A transformer in a PV system like this is an interesting case because the roles of primary and secondary reverse from startup to production operation. When the installation is initially energized, the 208V side will be the primary with little or no secondary load because the inverters will be dormant. But once the inverters begin producing, the 480V side will become the primary, feeding the inverter output to the building through the 208 secondary.

I've learned there are a several factors to consider, as described in these links:

Reverse Feeding Dry-Type Transformers

Can a transformer be back-fed or used in reverse?

Joined: Apr 2002
Posts: 7,389
Likes: 7
I see where this is going, and availability (off the shelf) and 'special order (8-12 weeks) plus high price seems to be the major reasoning for this application question.

I use this solution when a project like what you describe comes in for plan review and release. A email, and/or phone call to the EC or responsible party requiring a signed and sealed letter with info from a NJ Lic. PE/EE that the proposed installation is approved by that PE/EE.
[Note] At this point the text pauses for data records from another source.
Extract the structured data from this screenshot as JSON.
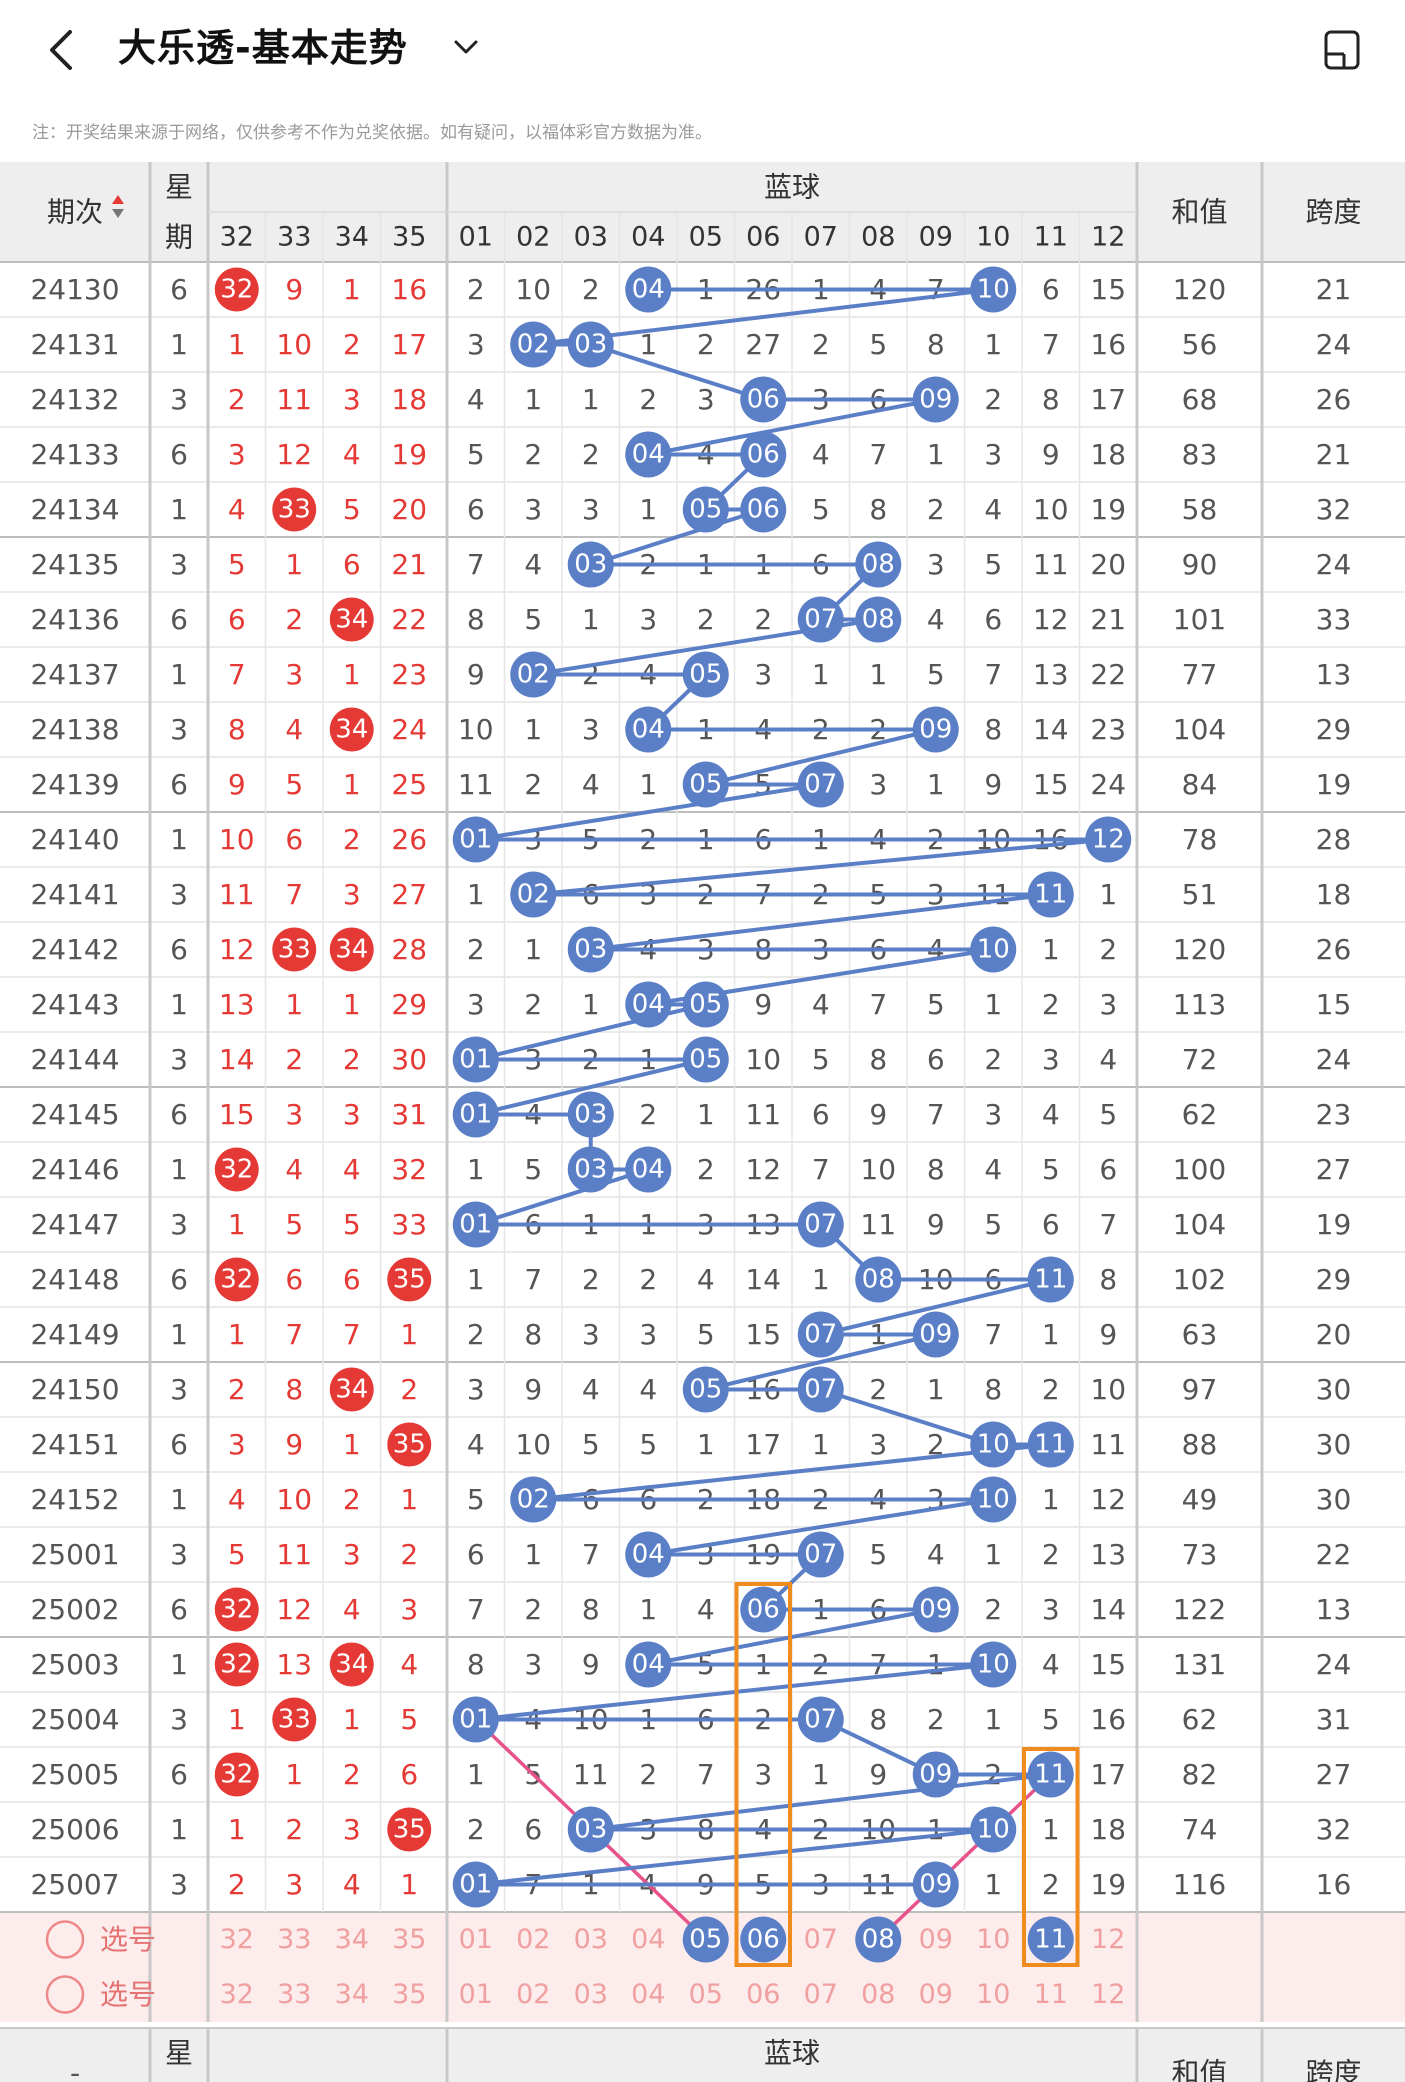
{
  "header": {
    "title": "大乐透-基本走势",
    "back_icon": "chevron-left-icon",
    "dropdown_icon": "chevron-down-icon",
    "layout_icon": "layout-toggle-icon"
  },
  "notice": "注：开奖结果来源于网络，仅供参考不作为兑奖依据。如有疑问，以福体彩官方数据为准。",
  "table": {
    "period_header": "期次",
    "weekday_header_top": "星",
    "weekday_header_bottom": "期",
    "blue_header": "蓝球",
    "sum_header": "和值",
    "span_header": "跨度",
    "red_columns": [
      "32",
      "33",
      "34",
      "35"
    ],
    "blue_columns": [
      "01",
      "02",
      "03",
      "04",
      "05",
      "06",
      "07",
      "08",
      "09",
      "10",
      "11",
      "12"
    ],
    "rows": [
      {
        "period": "24130",
        "weekday": "6",
        "red": [
          "32",
          "9",
          "1",
          "16"
        ],
        "red_hit": [
          true,
          false,
          false,
          false
        ],
        "blue": [
          "2",
          "10",
          "2",
          "04",
          "1",
          "26",
          "1",
          "4",
          "7",
          "10",
          "6",
          "15"
        ],
        "blue_hit": [
          4,
          10
        ],
        "sum": "120",
        "span": "21"
      },
      {
        "period": "24131",
        "weekday": "1",
        "red": [
          "1",
          "10",
          "2",
          "17"
        ],
        "red_hit": [
          false,
          false,
          false,
          false
        ],
        "blue": [
          "3",
          "02",
          "03",
          "1",
          "2",
          "27",
          "2",
          "5",
          "8",
          "1",
          "7",
          "16"
        ],
        "blue_hit": [
          2,
          3
        ],
        "sum": "56",
        "span": "24"
      },
      {
        "period": "24132",
        "weekday": "3",
        "red": [
          "2",
          "11",
          "3",
          "18"
        ],
        "red_hit": [
          false,
          false,
          false,
          false
        ],
        "blue": [
          "4",
          "1",
          "1",
          "2",
          "3",
          "06",
          "3",
          "6",
          "09",
          "2",
          "8",
          "17"
        ],
        "blue_hit": [
          6,
          9
        ],
        "sum": "68",
        "span": "26"
      },
      {
        "period": "24133",
        "weekday": "6",
        "red": [
          "3",
          "12",
          "4",
          "19"
        ],
        "red_hit": [
          false,
          false,
          false,
          false
        ],
        "blue": [
          "5",
          "2",
          "2",
          "04",
          "4",
          "06",
          "4",
          "7",
          "1",
          "3",
          "9",
          "18"
        ],
        "blue_hit": [
          4,
          6
        ],
        "sum": "83",
        "span": "21"
      },
      {
        "period": "24134",
        "weekday": "1",
        "red": [
          "4",
          "33",
          "5",
          "20"
        ],
        "red_hit": [
          false,
          true,
          false,
          false
        ],
        "blue": [
          "6",
          "3",
          "3",
          "1",
          "05",
          "06",
          "5",
          "8",
          "2",
          "4",
          "10",
          "19"
        ],
        "blue_hit": [
          5,
          6
        ],
        "sum": "58",
        "span": "32"
      },
      {
        "period": "24135",
        "weekday": "3",
        "red": [
          "5",
          "1",
          "6",
          "21"
        ],
        "red_hit": [
          false,
          false,
          false,
          false
        ],
        "blue": [
          "7",
          "4",
          "03",
          "2",
          "1",
          "1",
          "6",
          "08",
          "3",
          "5",
          "11",
          "20"
        ],
        "blue_hit": [
          3,
          8
        ],
        "sum": "90",
        "span": "24"
      },
      {
        "period": "24136",
        "weekday": "6",
        "red": [
          "6",
          "2",
          "34",
          "22"
        ],
        "red_hit": [
          false,
          false,
          true,
          false
        ],
        "blue": [
          "8",
          "5",
          "1",
          "3",
          "2",
          "2",
          "07",
          "08",
          "4",
          "6",
          "12",
          "21"
        ],
        "blue_hit": [
          7,
          8
        ],
        "sum": "101",
        "span": "33"
      },
      {
        "period": "24137",
        "weekday": "1",
        "red": [
          "7",
          "3",
          "1",
          "23"
        ],
        "red_hit": [
          false,
          false,
          false,
          false
        ],
        "blue": [
          "9",
          "02",
          "2",
          "4",
          "05",
          "3",
          "1",
          "1",
          "5",
          "7",
          "13",
          "22"
        ],
        "blue_hit": [
          2,
          5
        ],
        "sum": "77",
        "span": "13"
      },
      {
        "period": "24138",
        "weekday": "3",
        "red": [
          "8",
          "4",
          "34",
          "24"
        ],
        "red_hit": [
          false,
          false,
          true,
          false
        ],
        "blue": [
          "10",
          "1",
          "3",
          "04",
          "1",
          "4",
          "2",
          "2",
          "09",
          "8",
          "14",
          "23"
        ],
        "blue_hit": [
          4,
          9
        ],
        "sum": "104",
        "span": "29"
      },
      {
        "period": "24139",
        "weekday": "6",
        "red": [
          "9",
          "5",
          "1",
          "25"
        ],
        "red_hit": [
          false,
          false,
          false,
          false
        ],
        "blue": [
          "11",
          "2",
          "4",
          "1",
          "05",
          "5",
          "07",
          "3",
          "1",
          "9",
          "15",
          "24"
        ],
        "blue_hit": [
          5,
          7
        ],
        "sum": "84",
        "span": "19"
      },
      {
        "period": "24140",
        "weekday": "1",
        "red": [
          "10",
          "6",
          "2",
          "26"
        ],
        "red_hit": [
          false,
          false,
          false,
          false
        ],
        "blue": [
          "01",
          "3",
          "5",
          "2",
          "1",
          "6",
          "1",
          "4",
          "2",
          "10",
          "16",
          "12"
        ],
        "blue_hit": [
          1,
          12
        ],
        "sum": "78",
        "span": "28"
      },
      {
        "period": "24141",
        "weekday": "3",
        "red": [
          "11",
          "7",
          "3",
          "27"
        ],
        "red_hit": [
          false,
          false,
          false,
          false
        ],
        "blue": [
          "1",
          "02",
          "6",
          "3",
          "2",
          "7",
          "2",
          "5",
          "3",
          "11",
          "11",
          "1"
        ],
        "blue_hit": [
          2,
          11
        ],
        "sum": "51",
        "span": "18"
      },
      {
        "period": "24142",
        "weekday": "6",
        "red": [
          "12",
          "33",
          "34",
          "28"
        ],
        "red_hit": [
          false,
          true,
          true,
          false
        ],
        "blue": [
          "2",
          "1",
          "03",
          "4",
          "3",
          "8",
          "3",
          "6",
          "4",
          "10",
          "1",
          "2"
        ],
        "blue_hit": [
          3,
          10
        ],
        "sum": "120",
        "span": "26"
      },
      {
        "period": "24143",
        "weekday": "1",
        "red": [
          "13",
          "1",
          "1",
          "29"
        ],
        "red_hit": [
          false,
          false,
          false,
          false
        ],
        "blue": [
          "3",
          "2",
          "1",
          "04",
          "05",
          "9",
          "4",
          "7",
          "5",
          "1",
          "2",
          "3"
        ],
        "blue_hit": [
          4,
          5
        ],
        "sum": "113",
        "span": "15"
      },
      {
        "period": "24144",
        "weekday": "3",
        "red": [
          "14",
          "2",
          "2",
          "30"
        ],
        "red_hit": [
          false,
          false,
          false,
          false
        ],
        "blue": [
          "01",
          "3",
          "2",
          "1",
          "05",
          "10",
          "5",
          "8",
          "6",
          "2",
          "3",
          "4"
        ],
        "blue_hit": [
          1,
          5
        ],
        "sum": "72",
        "span": "24"
      },
      {
        "period": "24145",
        "weekday": "6",
        "red": [
          "15",
          "3",
          "3",
          "31"
        ],
        "red_hit": [
          false,
          false,
          false,
          false
        ],
        "blue": [
          "01",
          "4",
          "03",
          "2",
          "1",
          "11",
          "6",
          "9",
          "7",
          "3",
          "4",
          "5"
        ],
        "blue_hit": [
          1,
          3
        ],
        "sum": "62",
        "span": "23"
      },
      {
        "period": "24146",
        "weekday": "1",
        "red": [
          "32",
          "4",
          "4",
          "32"
        ],
        "red_hit": [
          true,
          false,
          false,
          false
        ],
        "blue": [
          "1",
          "5",
          "03",
          "04",
          "2",
          "12",
          "7",
          "10",
          "8",
          "4",
          "5",
          "6"
        ],
        "blue_hit": [
          3,
          4
        ],
        "sum": "100",
        "span": "27"
      },
      {
        "period": "24147",
        "weekday": "3",
        "red": [
          "1",
          "5",
          "5",
          "33"
        ],
        "red_hit": [
          false,
          false,
          false,
          false
        ],
        "blue": [
          "01",
          "6",
          "1",
          "1",
          "3",
          "13",
          "07",
          "11",
          "9",
          "5",
          "6",
          "7"
        ],
        "blue_hit": [
          1,
          7
        ],
        "sum": "104",
        "span": "19"
      },
      {
        "period": "24148",
        "weekday": "6",
        "red": [
          "32",
          "6",
          "6",
          "35"
        ],
        "red_hit": [
          true,
          false,
          false,
          true
        ],
        "blue": [
          "1",
          "7",
          "2",
          "2",
          "4",
          "14",
          "1",
          "08",
          "10",
          "6",
          "11",
          "8"
        ],
        "blue_hit": [
          8,
          11
        ],
        "sum": "102",
        "span": "29"
      },
      {
        "period": "24149",
        "weekday": "1",
        "red": [
          "1",
          "7",
          "7",
          "1"
        ],
        "red_hit": [
          false,
          false,
          false,
          false
        ],
        "blue": [
          "2",
          "8",
          "3",
          "3",
          "5",
          "15",
          "07",
          "1",
          "09",
          "7",
          "1",
          "9"
        ],
        "blue_hit": [
          7,
          9
        ],
        "sum": "63",
        "span": "20"
      },
      {
        "period": "24150",
        "weekday": "3",
        "red": [
          "2",
          "8",
          "34",
          "2"
        ],
        "red_hit": [
          false,
          false,
          true,
          false
        ],
        "blue": [
          "3",
          "9",
          "4",
          "4",
          "05",
          "16",
          "07",
          "2",
          "1",
          "8",
          "2",
          "10"
        ],
        "blue_hit": [
          5,
          7
        ],
        "sum": "97",
        "span": "30"
      },
      {
        "period": "24151",
        "weekday": "6",
        "red": [
          "3",
          "9",
          "1",
          "35"
        ],
        "red_hit": [
          false,
          false,
          false,
          true
        ],
        "blue": [
          "4",
          "10",
          "5",
          "5",
          "1",
          "17",
          "1",
          "3",
          "2",
          "10",
          "11",
          "11"
        ],
        "blue_hit": [
          10,
          11
        ],
        "sum": "88",
        "span": "30"
      },
      {
        "period": "24152",
        "weekday": "1",
        "red": [
          "4",
          "10",
          "2",
          "1"
        ],
        "red_hit": [
          false,
          false,
          false,
          false
        ],
        "blue": [
          "5",
          "02",
          "6",
          "6",
          "2",
          "18",
          "2",
          "4",
          "3",
          "10",
          "1",
          "12"
        ],
        "blue_hit": [
          2,
          10
        ],
        "sum": "49",
        "span": "30"
      },
      {
        "period": "25001",
        "weekday": "3",
        "red": [
          "5",
          "11",
          "3",
          "2"
        ],
        "red_hit": [
          false,
          false,
          false,
          false
        ],
        "blue": [
          "6",
          "1",
          "7",
          "04",
          "3",
          "19",
          "07",
          "5",
          "4",
          "1",
          "2",
          "13"
        ],
        "blue_hit": [
          4,
          7
        ],
        "sum": "73",
        "span": "22"
      },
      {
        "period": "25002",
        "weekday": "6",
        "red": [
          "32",
          "12",
          "4",
          "3"
        ],
        "red_hit": [
          true,
          false,
          false,
          false
        ],
        "blue": [
          "7",
          "2",
          "8",
          "1",
          "4",
          "06",
          "1",
          "6",
          "09",
          "2",
          "3",
          "14"
        ],
        "blue_hit": [
          6,
          9
        ],
        "sum": "122",
        "span": "13"
      },
      {
        "period": "25003",
        "weekday": "1",
        "red": [
          "32",
          "13",
          "34",
          "4"
        ],
        "red_hit": [
          true,
          false,
          true,
          false
        ],
        "blue": [
          "8",
          "3",
          "9",
          "04",
          "5",
          "1",
          "2",
          "7",
          "1",
          "10",
          "4",
          "15"
        ],
        "blue_hit": [
          4,
          10
        ],
        "sum": "131",
        "span": "24"
      },
      {
        "period": "25004",
        "weekday": "3",
        "red": [
          "1",
          "33",
          "1",
          "5"
        ],
        "red_hit": [
          false,
          true,
          false,
          false
        ],
        "blue": [
          "01",
          "4",
          "10",
          "1",
          "6",
          "2",
          "07",
          "8",
          "2",
          "1",
          "5",
          "16"
        ],
        "blue_hit": [
          1,
          7
        ],
        "sum": "62",
        "span": "31"
      },
      {
        "period": "25005",
        "weekday": "6",
        "red": [
          "32",
          "1",
          "2",
          "6"
        ],
        "red_hit": [
          true,
          false,
          false,
          false
        ],
        "blue": [
          "1",
          "5",
          "11",
          "2",
          "7",
          "3",
          "1",
          "9",
          "09",
          "2",
          "11",
          "17"
        ],
        "blue_hit": [
          9,
          11
        ],
        "sum": "82",
        "span": "27"
      },
      {
        "period": "25006",
        "weekday": "1",
        "red": [
          "1",
          "2",
          "3",
          "35"
        ],
        "red_hit": [
          false,
          false,
          false,
          true
        ],
        "blue": [
          "2",
          "6",
          "03",
          "3",
          "8",
          "4",
          "2",
          "10",
          "1",
          "10",
          "1",
          "18"
        ],
        "blue_hit": [
          3,
          10
        ],
        "sum": "74",
        "span": "32"
      },
      {
        "period": "25007",
        "weekday": "3",
        "red": [
          "2",
          "3",
          "4",
          "1"
        ],
        "red_hit": [
          false,
          false,
          false,
          false
        ],
        "blue": [
          "01",
          "7",
          "1",
          "4",
          "9",
          "5",
          "3",
          "11",
          "09",
          "1",
          "2",
          "19"
        ],
        "blue_hit": [
          1,
          9
        ],
        "sum": "116",
        "span": "16"
      }
    ],
    "select_label": "选号",
    "select_rows": [
      {
        "red": [
          "32",
          "33",
          "34",
          "35"
        ],
        "blue": [
          "01",
          "02",
          "03",
          "04",
          "05",
          "06",
          "07",
          "08",
          "09",
          "10",
          "11",
          "12"
        ],
        "picked": [
          5,
          6,
          8,
          11
        ]
      },
      {
        "red": [
          "32",
          "33",
          "34",
          "35"
        ],
        "blue": [
          "01",
          "02",
          "03",
          "04",
          "05",
          "06",
          "07",
          "08",
          "09",
          "10",
          "11",
          "12"
        ],
        "picked": []
      }
    ],
    "colors": {
      "red_ball": "#e53935",
      "blue_ball": "#5b7fc7",
      "line": "#5b7fc7",
      "pink_line": "#e8528a",
      "highlight_box": "#f08c1e",
      "select_bg": "#fdecec"
    }
  }
}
I am not aware of any situations that are related to the dry type transformer 'backfeed' installations. Also, FWIW, to the best of my knowledge, our utility company uses the standard pad mount transformers for direct grid tie solar installs that are utility owned,

Joined: Jul 2002
Posts: 8,443
Likes: 3
Hi Albert,
All this stuff is reasonably new to me with inverters and what-not,
however, I do know power distrbution systems well.

From a personal point of view, I would never reverse-feed any transformer, sure, distribution transformers
you "may" get away with, but you need to realise that the transformer will need to be de-rated,
by a certain factor, I can't off-hand tell you what that is, as they are all application-specific.
It could something as low as 65% or as high as 85%, this de-rating factor needs to be taken into account.

If it were me doing this job, I would wait and get the correct unit for the job.
I don't want to come across as some sort of an (expletive), but all of this should have been worked out
in the original planning stages to procure the right equipment, before the job even started.
I see this time and time again over here, involve so-called "engineers" that couldn't plan their way out of
a wet paper bag.

Joined: Sep 2003
Posts: 650
Hi Trumpy,

Please note that this thread is almost 2 years old....

In any case, there are two different and important aspects of 'reverse feeding' a transformer. One is which way power is flowing, the other is which side of the transformer is 'primary'.

In this application, the 'primary' of the transformer is the 208V delta side, connected to the utility service. The 208V side gets energized first, the 208V side sees the magnetizing inrush, and the 208V side will have the necessary 'taps' to adjust for variations in supply voltage versus the nominal 208V value, and the 208V side will be setting the magnetic flux level that the transformer is operating at (thus the need for taps on the 208V side).

The 208V side remains the primary even when the PV system is producing and power is flowing from the 480V side to the 208V side.

The PV inverters are not setting the voltage; they are responding to the voltage from the transformer.

So IMHO the normal 208V delta to 480/277V wye transformer is not being 'reverse fed' in this application. This transformer is a step up transformer with its utility supply connected on the 208V side. The fact that power is flowing from the 480V to the 208V side is no different than having a load with a power factor on the 480V side, where power flows from the 480V to 208V side for part of the AC cycle.

Now: if the PV system were operating in 'island mode' producing 480V 60Hz even with the transformer disconnected, and you were planning to connect the transformer after the 480V side was 'hot' then this would be reverse feeding.

There might be other reasons for using some sort of special PV rated transformer, eg. harmonic control, voltage regulation with reverse power flow, warm fuzzy feelings, 'effective grounding', etc. But with respect to the original question, a step up transformer is still being used as a step up transformer.